Fermion zero modes extra conditions?

Question

A fermion zero mode is a zero eigenfunction, $$i\gamma^\mu(\partial_\mu-iA_\mu)\psi=0$$ The number of zero modes is apparently related to the instantons of the gauge field.

But now my question is about 'ordinary' solutions to the Dirac equation. Even if there is no gauge field and even in Euclidean space with a mass term the Dirac equation has solutions $$(i\gamma^\mu\partial_\mu + m)\psi=0$$ For instance, a possible basis choice in 2D is, $\gamma^0=\sigma^1, \gamma^1=\sigma^2$. Then there is the simple solution with no $x^1$ dependence, $$(\psi_L,\psi_R)=(e^{i m x^0},e^{i m x^0}).$$ Why are these ordinary solutions not considered when zero modes are considered? In Luboš Motl's answer here, he goes so far as to say solutions with non-zero mass don't exist in Euclidean space, but I don't see why not, I just explicitly found an obvious one. Is there some extra condition that goes into the definition of the zero mode that I am missing?

Answer 1

The eigenvalues of the Euclidean Dirac opertor are of the form $i\lambda+m$, $\lambda,m,\in {\mathbb R}$. Instanton backgrounds can allow solutions with $\lambda=0$, but if $m\ne 0$ you cannot get $i\lambda+m=0$. Your confusion comes from the fact that the Euclidean Dirac operator with hermitian $\gamma^\mu$ obeying $\gamma^\mu\gamma^\nu+\gamma^\nu\gamma^\mu= 2\delta^{\mu\nu}$ is $$ \gamma^\mu \partial_\mu+m. $$ There is no "$i$" before the gammas.
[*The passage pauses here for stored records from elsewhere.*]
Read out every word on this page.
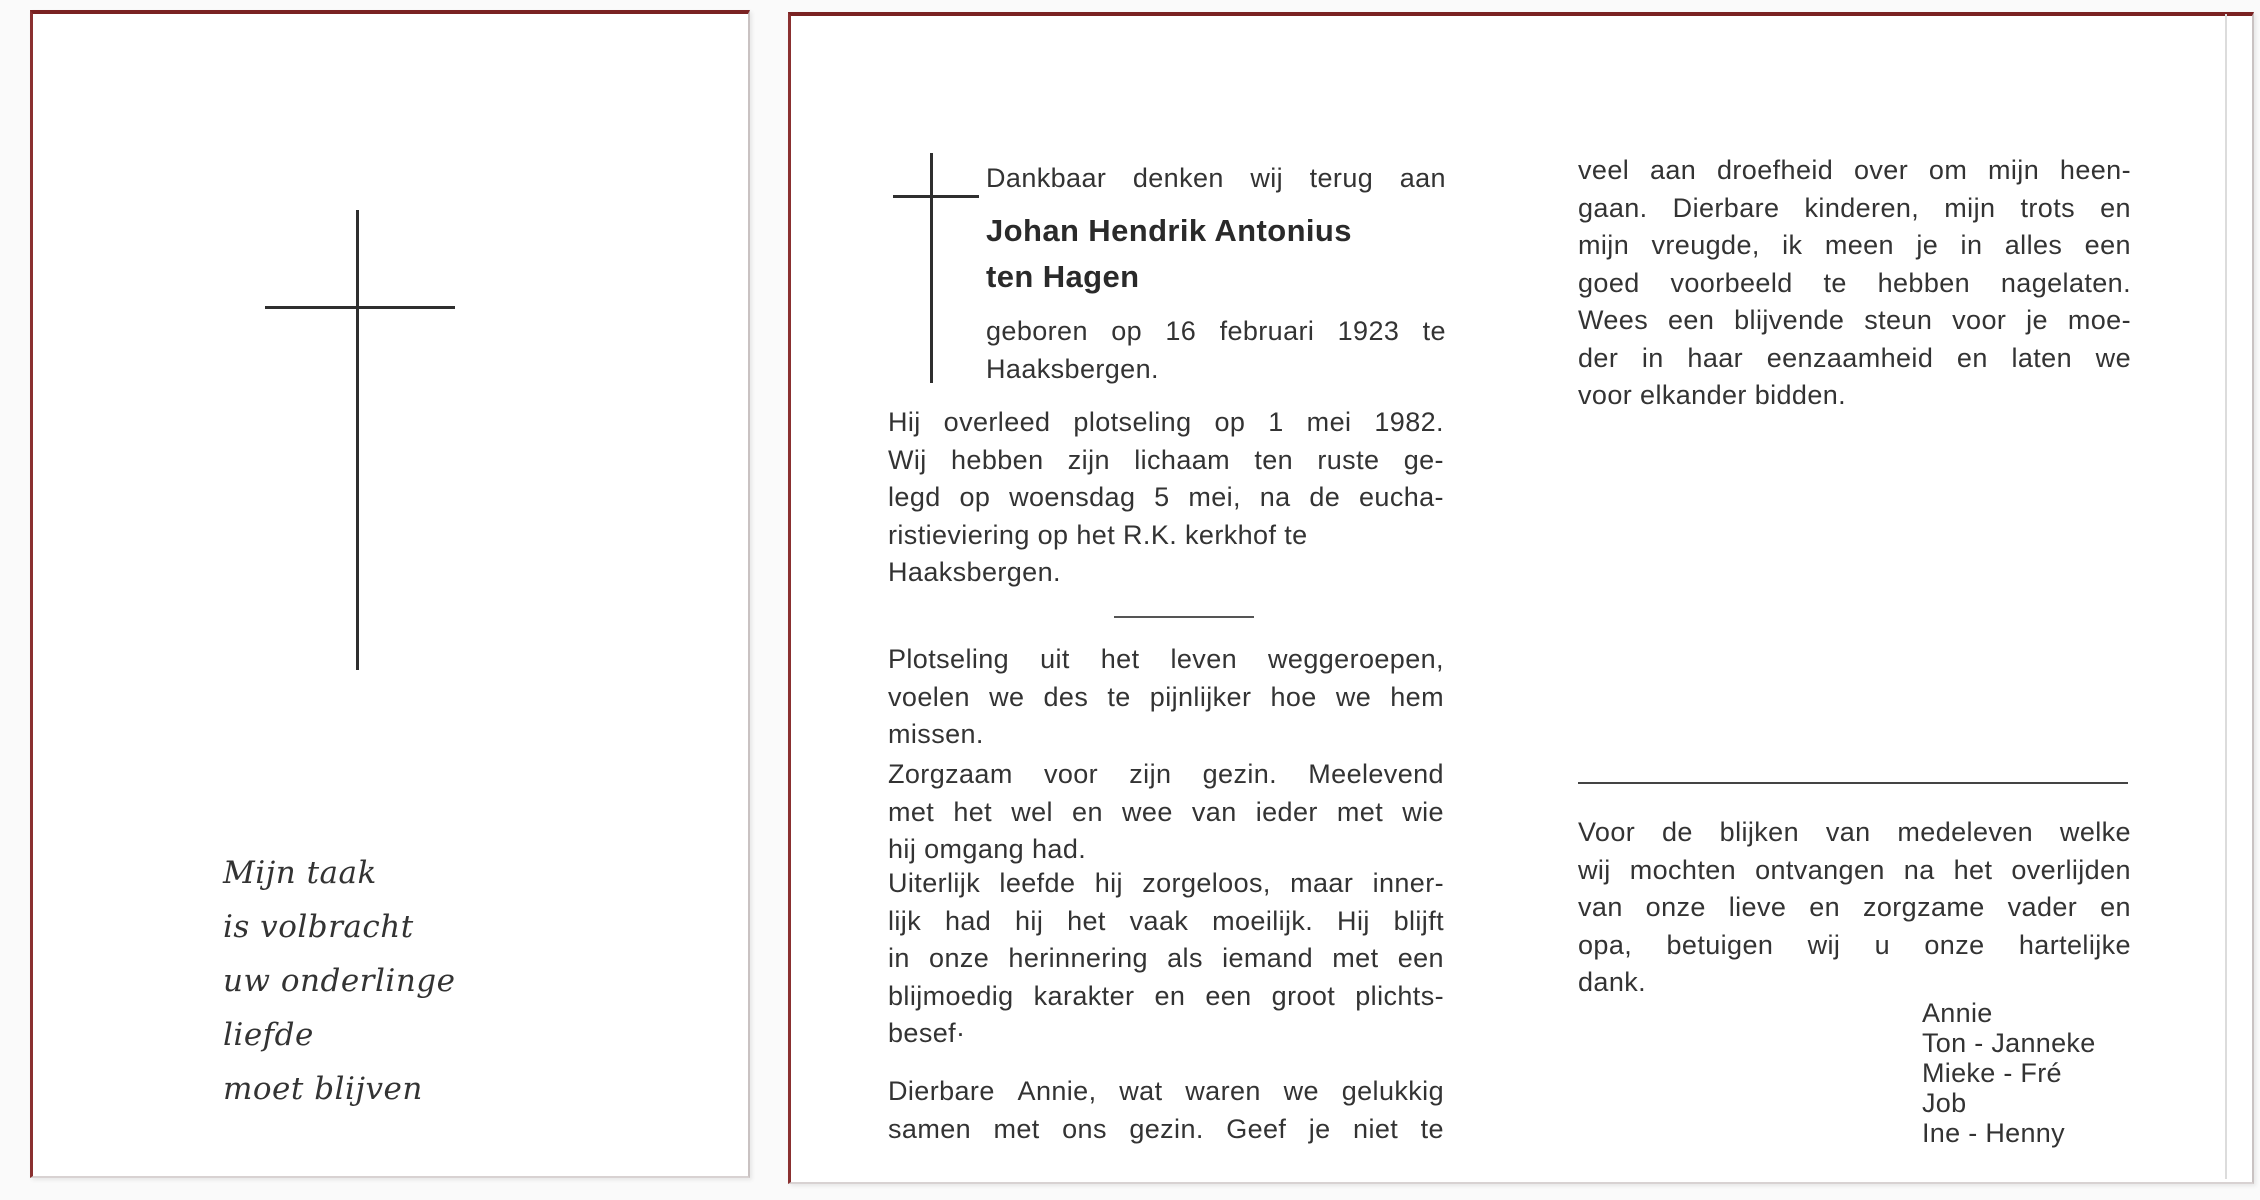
Mijn taak
is volbracht
uw onderlinge
liefde
moet blijven
Dankbaar denken wij terug aan
Johan Hendrik Antonius
ten Hagen
geboren op 16 februari 1923 te
Haaksbergen.
Hij overleed plotseling op 1 mei 1982.
Wij hebben zijn lichaam ten ruste ge-
legd op woensdag 5 mei, na de eucha-
ristieviering op het R.K. kerkhof te
Haaksbergen.
Plotseling uit het leven weggeroepen,
voelen we des te pijnlijker hoe we hem
missen.
Zorgzaam voor zijn gezin. Meelevend
met het wel en wee van ieder met wie
hij omgang had.
Uiterlijk leefde hij zorgeloos, maar inner-
lijk had hij het vaak moeilijk. Hij blijft
in onze herinnering als iemand met een
blijmoedig karakter en een groot plichts-
besef·
Dierbare Annie, wat waren we gelukkig
samen met ons gezin. Geef je niet te
veel aan droefheid over om mijn heen-
gaan. Dierbare kinderen, mijn trots en
mijn vreugde, ik meen je in alles een
goed voorbeeld te hebben nagelaten.
Wees een blijvende steun voor je moe-
der in haar eenzaamheid en laten we
voor elkander bidden.
Voor de blijken van medeleven welke
wij mochten ontvangen na het overlijden
van onze lieve en zorgzame vader en
opa, betuigen wij u onze hartelijke
dank.
Annie
Ton - Janneke
Mieke - Fré
Job
Ine - Henny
This absence of "$i$" is essential precisely because there must be no zero modes in the Euclidean theory so that the Euclidean propagator $(\gamma^\mu \partial_\mu+m)^{-1}$ always exists. It's only when we go back to Minkowski signature that we can go "on shell."
Your zero mode solution has $p_0=m$ which is a Minkowski energy momentum relation.